Webb-Bledsoe told the story of how the Durham Freeway ripped apart thriving African-American neighborhoods in the 1960s, dispersing residents elsewhere and robbing the communities of a hard-earned economic vitality. Some have not recovered five decades later.

Issues such as degraded neighborhoods have been a challenge for the university to approach, said Webb-Bledsoe. Duke can point to several successful efforts to strengthen neighborhoods through promotion of homeownership by Duke employees.  But some efforts have failed despite the best of intentions.

Like Malone and the Service-Learning program, Webb-Bledsoe said the university is seeking ways to cultivate more reciprocal relationships when it engages communities and neighborhoods.

“The questions we have to ask is what tools do we have to talk to people in these communities on an equal basis and make them feel like they are part of a conversation and that we value their voices as important?” she said.

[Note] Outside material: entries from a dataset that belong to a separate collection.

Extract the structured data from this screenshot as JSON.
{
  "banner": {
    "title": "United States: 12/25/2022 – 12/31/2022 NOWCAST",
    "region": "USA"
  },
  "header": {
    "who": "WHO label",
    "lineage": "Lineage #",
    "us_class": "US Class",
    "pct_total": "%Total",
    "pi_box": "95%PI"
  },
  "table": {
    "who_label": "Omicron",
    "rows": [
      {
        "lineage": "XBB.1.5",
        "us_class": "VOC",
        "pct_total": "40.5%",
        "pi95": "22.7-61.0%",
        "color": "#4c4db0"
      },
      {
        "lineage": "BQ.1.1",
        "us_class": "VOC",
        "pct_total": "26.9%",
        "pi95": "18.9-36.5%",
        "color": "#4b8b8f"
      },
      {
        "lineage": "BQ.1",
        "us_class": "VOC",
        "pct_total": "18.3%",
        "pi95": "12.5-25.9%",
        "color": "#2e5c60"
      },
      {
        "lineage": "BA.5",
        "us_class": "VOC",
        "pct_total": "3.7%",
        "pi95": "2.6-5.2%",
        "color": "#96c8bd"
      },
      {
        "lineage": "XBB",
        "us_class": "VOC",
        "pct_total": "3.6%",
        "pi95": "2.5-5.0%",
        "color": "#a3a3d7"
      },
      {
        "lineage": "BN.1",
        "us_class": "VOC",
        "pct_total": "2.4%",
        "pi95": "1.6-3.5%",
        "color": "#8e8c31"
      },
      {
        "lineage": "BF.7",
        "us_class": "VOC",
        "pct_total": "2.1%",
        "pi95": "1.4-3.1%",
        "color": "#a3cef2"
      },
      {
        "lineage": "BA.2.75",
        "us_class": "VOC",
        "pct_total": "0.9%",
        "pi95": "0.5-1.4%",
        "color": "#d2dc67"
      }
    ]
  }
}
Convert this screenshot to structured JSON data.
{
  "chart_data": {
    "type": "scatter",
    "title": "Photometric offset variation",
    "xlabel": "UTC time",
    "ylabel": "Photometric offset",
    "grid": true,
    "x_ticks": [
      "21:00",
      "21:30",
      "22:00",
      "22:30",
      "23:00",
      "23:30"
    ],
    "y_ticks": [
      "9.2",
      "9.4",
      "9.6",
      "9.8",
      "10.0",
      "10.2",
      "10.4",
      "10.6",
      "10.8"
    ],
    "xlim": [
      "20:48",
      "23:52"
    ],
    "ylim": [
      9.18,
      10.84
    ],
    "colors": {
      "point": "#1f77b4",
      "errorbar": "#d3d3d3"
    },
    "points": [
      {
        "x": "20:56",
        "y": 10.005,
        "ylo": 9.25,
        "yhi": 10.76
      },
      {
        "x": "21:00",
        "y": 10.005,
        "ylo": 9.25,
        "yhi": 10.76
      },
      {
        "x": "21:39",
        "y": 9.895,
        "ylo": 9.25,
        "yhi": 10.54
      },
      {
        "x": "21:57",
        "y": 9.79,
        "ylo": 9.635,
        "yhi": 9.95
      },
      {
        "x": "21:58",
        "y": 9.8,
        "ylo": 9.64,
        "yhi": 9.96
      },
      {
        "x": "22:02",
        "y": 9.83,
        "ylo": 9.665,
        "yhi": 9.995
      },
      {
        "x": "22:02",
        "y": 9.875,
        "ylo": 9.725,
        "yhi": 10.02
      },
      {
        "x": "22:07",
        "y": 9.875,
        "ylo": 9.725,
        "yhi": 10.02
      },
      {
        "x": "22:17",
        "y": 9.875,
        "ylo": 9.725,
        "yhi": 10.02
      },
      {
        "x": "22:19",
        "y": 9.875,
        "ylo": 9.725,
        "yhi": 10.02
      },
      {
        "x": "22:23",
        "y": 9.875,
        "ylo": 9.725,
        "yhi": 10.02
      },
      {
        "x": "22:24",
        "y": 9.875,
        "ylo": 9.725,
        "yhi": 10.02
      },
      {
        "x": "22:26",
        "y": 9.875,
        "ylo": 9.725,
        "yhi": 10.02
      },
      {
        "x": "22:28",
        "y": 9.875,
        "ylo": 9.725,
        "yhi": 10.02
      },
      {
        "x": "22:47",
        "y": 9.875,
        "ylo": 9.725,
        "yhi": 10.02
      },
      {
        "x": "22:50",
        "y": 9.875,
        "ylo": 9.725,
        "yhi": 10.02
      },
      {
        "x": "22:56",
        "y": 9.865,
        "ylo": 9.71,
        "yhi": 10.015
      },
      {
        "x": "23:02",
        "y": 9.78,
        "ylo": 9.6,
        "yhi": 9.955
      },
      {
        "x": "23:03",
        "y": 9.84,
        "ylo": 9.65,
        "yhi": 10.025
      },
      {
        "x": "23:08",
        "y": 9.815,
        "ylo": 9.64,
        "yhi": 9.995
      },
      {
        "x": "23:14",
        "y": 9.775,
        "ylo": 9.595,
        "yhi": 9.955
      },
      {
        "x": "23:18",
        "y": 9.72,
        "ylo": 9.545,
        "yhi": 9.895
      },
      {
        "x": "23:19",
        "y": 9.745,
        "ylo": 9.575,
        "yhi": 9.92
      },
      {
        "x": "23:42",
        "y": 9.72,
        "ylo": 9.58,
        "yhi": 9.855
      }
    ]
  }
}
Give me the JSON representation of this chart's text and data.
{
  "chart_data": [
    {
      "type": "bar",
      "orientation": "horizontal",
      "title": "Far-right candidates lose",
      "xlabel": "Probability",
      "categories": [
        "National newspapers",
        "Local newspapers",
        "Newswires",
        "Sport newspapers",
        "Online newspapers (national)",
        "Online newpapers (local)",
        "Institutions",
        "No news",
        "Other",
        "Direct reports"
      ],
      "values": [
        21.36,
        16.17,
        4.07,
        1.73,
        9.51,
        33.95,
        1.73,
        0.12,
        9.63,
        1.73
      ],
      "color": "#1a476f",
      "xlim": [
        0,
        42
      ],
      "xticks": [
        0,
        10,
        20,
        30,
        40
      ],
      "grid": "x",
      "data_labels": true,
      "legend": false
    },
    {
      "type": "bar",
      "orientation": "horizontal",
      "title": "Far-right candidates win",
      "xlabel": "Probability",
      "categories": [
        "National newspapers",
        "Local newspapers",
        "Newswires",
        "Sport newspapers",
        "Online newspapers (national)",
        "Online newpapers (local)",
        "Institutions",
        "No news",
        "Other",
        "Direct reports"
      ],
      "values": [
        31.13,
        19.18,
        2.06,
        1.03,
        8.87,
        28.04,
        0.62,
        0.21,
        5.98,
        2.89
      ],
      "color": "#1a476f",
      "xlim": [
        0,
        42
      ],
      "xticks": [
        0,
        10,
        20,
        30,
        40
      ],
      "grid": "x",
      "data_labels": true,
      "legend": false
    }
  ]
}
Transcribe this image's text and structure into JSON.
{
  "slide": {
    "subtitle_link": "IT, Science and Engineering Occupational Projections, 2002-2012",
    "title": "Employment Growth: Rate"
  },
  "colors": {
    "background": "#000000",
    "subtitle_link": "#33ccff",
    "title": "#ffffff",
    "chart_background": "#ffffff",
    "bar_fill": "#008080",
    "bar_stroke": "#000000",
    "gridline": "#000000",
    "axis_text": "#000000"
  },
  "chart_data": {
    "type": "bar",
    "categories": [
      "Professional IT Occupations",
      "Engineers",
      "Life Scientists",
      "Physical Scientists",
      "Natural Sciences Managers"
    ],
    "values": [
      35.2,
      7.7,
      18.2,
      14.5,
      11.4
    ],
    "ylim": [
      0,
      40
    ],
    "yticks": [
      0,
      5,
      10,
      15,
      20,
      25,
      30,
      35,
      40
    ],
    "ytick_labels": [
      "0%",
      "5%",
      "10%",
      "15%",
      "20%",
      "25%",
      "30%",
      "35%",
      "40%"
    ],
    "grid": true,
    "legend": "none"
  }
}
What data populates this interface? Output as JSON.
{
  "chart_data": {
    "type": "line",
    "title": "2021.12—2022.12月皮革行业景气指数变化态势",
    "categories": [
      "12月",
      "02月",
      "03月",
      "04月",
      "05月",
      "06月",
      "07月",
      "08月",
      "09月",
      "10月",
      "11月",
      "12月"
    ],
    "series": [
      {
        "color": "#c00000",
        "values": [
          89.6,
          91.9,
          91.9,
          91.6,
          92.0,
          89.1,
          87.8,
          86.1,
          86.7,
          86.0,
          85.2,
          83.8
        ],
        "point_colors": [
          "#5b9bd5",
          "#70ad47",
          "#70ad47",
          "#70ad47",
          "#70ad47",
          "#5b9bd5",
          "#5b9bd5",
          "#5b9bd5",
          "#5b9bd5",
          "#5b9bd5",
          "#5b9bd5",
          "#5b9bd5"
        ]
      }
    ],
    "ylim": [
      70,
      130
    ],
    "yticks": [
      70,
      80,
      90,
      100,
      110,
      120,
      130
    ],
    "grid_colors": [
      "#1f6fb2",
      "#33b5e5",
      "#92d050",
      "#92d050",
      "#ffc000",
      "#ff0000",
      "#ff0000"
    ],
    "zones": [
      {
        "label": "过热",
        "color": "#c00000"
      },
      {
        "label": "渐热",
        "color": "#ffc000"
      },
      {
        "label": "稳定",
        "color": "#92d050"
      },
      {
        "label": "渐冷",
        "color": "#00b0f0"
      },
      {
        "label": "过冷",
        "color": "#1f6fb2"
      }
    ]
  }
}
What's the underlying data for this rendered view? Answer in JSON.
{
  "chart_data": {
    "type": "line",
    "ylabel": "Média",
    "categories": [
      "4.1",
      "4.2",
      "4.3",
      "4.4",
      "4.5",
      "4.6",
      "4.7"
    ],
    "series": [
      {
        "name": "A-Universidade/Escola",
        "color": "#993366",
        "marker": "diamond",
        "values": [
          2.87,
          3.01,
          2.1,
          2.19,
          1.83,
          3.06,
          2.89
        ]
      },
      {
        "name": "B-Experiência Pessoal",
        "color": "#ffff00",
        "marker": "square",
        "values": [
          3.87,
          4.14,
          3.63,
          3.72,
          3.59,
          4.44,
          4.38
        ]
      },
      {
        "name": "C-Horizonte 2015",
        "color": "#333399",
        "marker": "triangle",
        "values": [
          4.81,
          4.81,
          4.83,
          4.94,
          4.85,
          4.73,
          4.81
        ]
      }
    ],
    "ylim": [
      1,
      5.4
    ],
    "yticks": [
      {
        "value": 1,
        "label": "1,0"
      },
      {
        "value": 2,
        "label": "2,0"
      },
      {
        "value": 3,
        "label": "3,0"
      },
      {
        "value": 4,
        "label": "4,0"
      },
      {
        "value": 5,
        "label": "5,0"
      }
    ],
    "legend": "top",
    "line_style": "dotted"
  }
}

Throughout the day, the bus passed through key points of Durham’s history and contemporary community organization. Stops included the renovated Whitted School, once a historic school in the predominantly African-American Southside neighborhood now turned into a center combining both assisted living for seniors and a pre-K school for local children. Other visits went through South End, Durham Central Park and the Lakewood and Walltown neighborhoods.

After noon, the Duke contingent had lunch on Parrish Street, where they broke into different tables and met representatives from community organizations who discussed the work they do in Durham and how Duke can best assist that effort.